Les démarches pour vous faire rembourser, étape par étape

La marche à suivre tient en quelques jalons. Tout commence par l’ordonnance, avec la mention prothèse capillaire. Rendez-vous ensuite chez un perruquier conventionné, que vous trouvez sur la carte des fournisseurs agréés de l’Institut national du cancer.

Le premier achat passe par un essayage en cabine, gage de confort et de discrétion. Si le professionnel pratique le tiers payant et que vous restez dans le panier 100 % Santé, vous n’avancez aucun frais. Sinon, le perruquier vous remet une feuille de soins à envoyer à votre caisse. Le remboursement tombe en général sous quinzaine.

Un détail à garder en tête. La prise en charge vaut pour une seule perruque tous les douze mois. Inutile donc de multiplier les achats sur la même année.

Perruque naturelle ou synthétique, comment choisir ?

Le choix se joue entre budget, confort et rendu. La fibre synthétique, légère et abordable, garde sa forme toute seule. Son aspect fait toutefois un peu moins illusion, surtout en pleine lumière.

Les cheveux naturels, eux, offrent un tombé et un toucher bluffants. Une perruque naturelle se coiffe comme votre propre chevelure, au prix d’un entretien plus exigeant et d’un budget plus élevé. Ces modèles haut de gamme reposent souvent sur de vrais cheveux collectés auprès de donneuses, parfois revendus par des particuliers.

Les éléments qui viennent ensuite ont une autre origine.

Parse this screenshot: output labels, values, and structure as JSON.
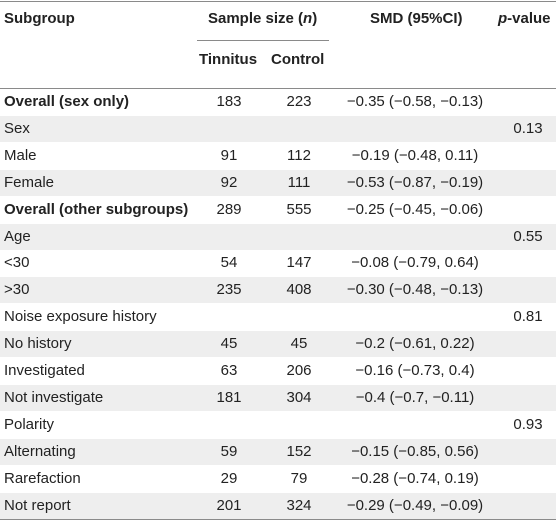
{
  "header": {
    "subgroup": "Subgroup",
    "sample_size_prefix": "Sample size (",
    "sample_size_var": "n",
    "sample_size_suffix": ")",
    "smd": "SMD (95%CI)",
    "p_var": "p",
    "p_suffix": "-value",
    "tinnitus": "Tinnitus",
    "control": "Control"
  },
  "rows": [
    {
      "label": "Overall (sex only)",
      "bold": true,
      "tinnitus": "183",
      "control": "223",
      "smd": "−0.35 (−0.58, −0.13)",
      "p": ""
    },
    {
      "label": "Sex",
      "bold": false,
      "tinnitus": "",
      "control": "",
      "smd": "",
      "p": "0.13"
    },
    {
      "label": "Male",
      "bold": false,
      "tinnitus": "91",
      "control": "112",
      "smd": "−0.19 (−0.48, 0.11)",
      "p": ""
    },
    {
      "label": "Female",
      "bold": false,
      "tinnitus": "92",
      "control": "111",
      "smd": "−0.53 (−0.87, −0.19)",
      "p": ""
    },
    {
      "label": "Overall (other subgroups)",
      "bold": true,
      "tinnitus": "289",
      "control": "555",
      "smd": "−0.25 (−0.45, −0.06)",
      "p": ""
    },
    {
      "label": "Age",
      "bold": false,
      "tinnitus": "",
      "control": "",
      "smd": "",
      "p": "0.55"
    },
    {
      "label": "<30",
      "bold": false,
      "tinnitus": "54",
      "control": "147",
      "smd": "−0.08 (−0.79, 0.64)",
      "p": ""
    },
    {
      "label": ">30",
      "bold": false,
      "tinnitus": "235",
      "control": "408",
      "smd": "−0.30 (−0.48, −0.13)",
      "p": ""
    },
    {
      "label": "Noise exposure history",
      "bold": false,
      "tinnitus": "",
      "control": "",
      "smd": "",
      "p": "0.81"
    },
    {
      "label": "No history",
      "bold": false,
      "tinnitus": "45",
      "control": "45",
      "smd": "−0.2 (−0.61, 0.22)",
      "p": ""
    },
    {
      "label": "Investigated",
      "bold": false,
      "tinnitus": "63",
      "control": "206",
      "smd": "−0.16 (−0.73, 0.4)",
      "p": ""
    },
    {
      "label": "Not investigate",
      "bold": false,
      "tinnitus": "181",
      "control": "304",
      "smd": "−0.4 (−0.7, −0.11)",
      "p": ""
    },
    {
      "label": "Polarity",
      "bold": false,
      "tinnitus": "",
      "control": "",
      "smd": "",
      "p": "0.93"
    },
    {
      "label": "Alternating",
      "bold": false,
      "tinnitus": "59",
      "control": "152",
      "smd": "−0.15 (−0.85, 0.56)",
      "p": ""
    },
    {
      "label": "Rarefaction",
      "bold": false,
      "tinnitus": "29",
      "control": "79",
      "smd": "−0.28 (−0.74, 0.19)",
      "p": ""
    },
    {
      "label": "Not report",
      "bold": false,
      "tinnitus": "201",
      "control": "324",
      "smd": "−0.29 (−0.49, −0.09)",
      "p": ""
    }
  ],
  "colors": {
    "shade": "#eeeeee",
    "rule": "#8a8a8a",
    "text": "#222222"
  }
}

C’est tout le sens d’une filière du cheveu vivante. Une chevelure coupée puis cédée ou donnée peut renaître en perruque et redonner confiance à une personne malade. Le don de cheveux prolonge ce cercle vertueux, en alimentant des associations qui fabriquent des perruques solidaires.

Et la perruque d’occasion, est-elle remboursée ?

La question revient souvent. La réponse est non. Le remboursement suppose une prothèse neuve achetée chez un fournisseur conventionné, avec feuille de soins à l’appui. Une perruque trouvée entre particuliers sort donc du circuit pris en charge.

Cela ne la rend pas inutile pour autant. Pour un usage ponctuel ou un budget serré hors contexte médical, le marché de l’occasion dépanne à moindre coût. Pour une perruque médicale remboursée, mieux vaut passer par la voie officielle et conserver chaque justificatif.

Consultez aussi notre guide complet sur les perruques pour femme pour bien choisir votre modèle.

Questions fréquentes

La perruque est-elle remboursée sans ordonnance ?

Non. L’ordonnance est indispensable, quelle que soit la classe choisie. Elle doit porter la mention prothèse capillaire et venir d’un médecin habilité.

Peut-on être remboursé plusieurs fois par an ?

Une seule prise en charge est prévue tous les douze mois, perruque ou accessoires confondus. À vous de choisir le poste le plus utile sur l’année.

La mutuelle rembourse-t-elle les perruques en cheveux naturels ?

Oui, dans la limite de vos garanties. Sur les classes 3 et 4, c’est elle qui fait la différence sur le reste à charge, d’où l’intérêt d’un bon niveau de couverture.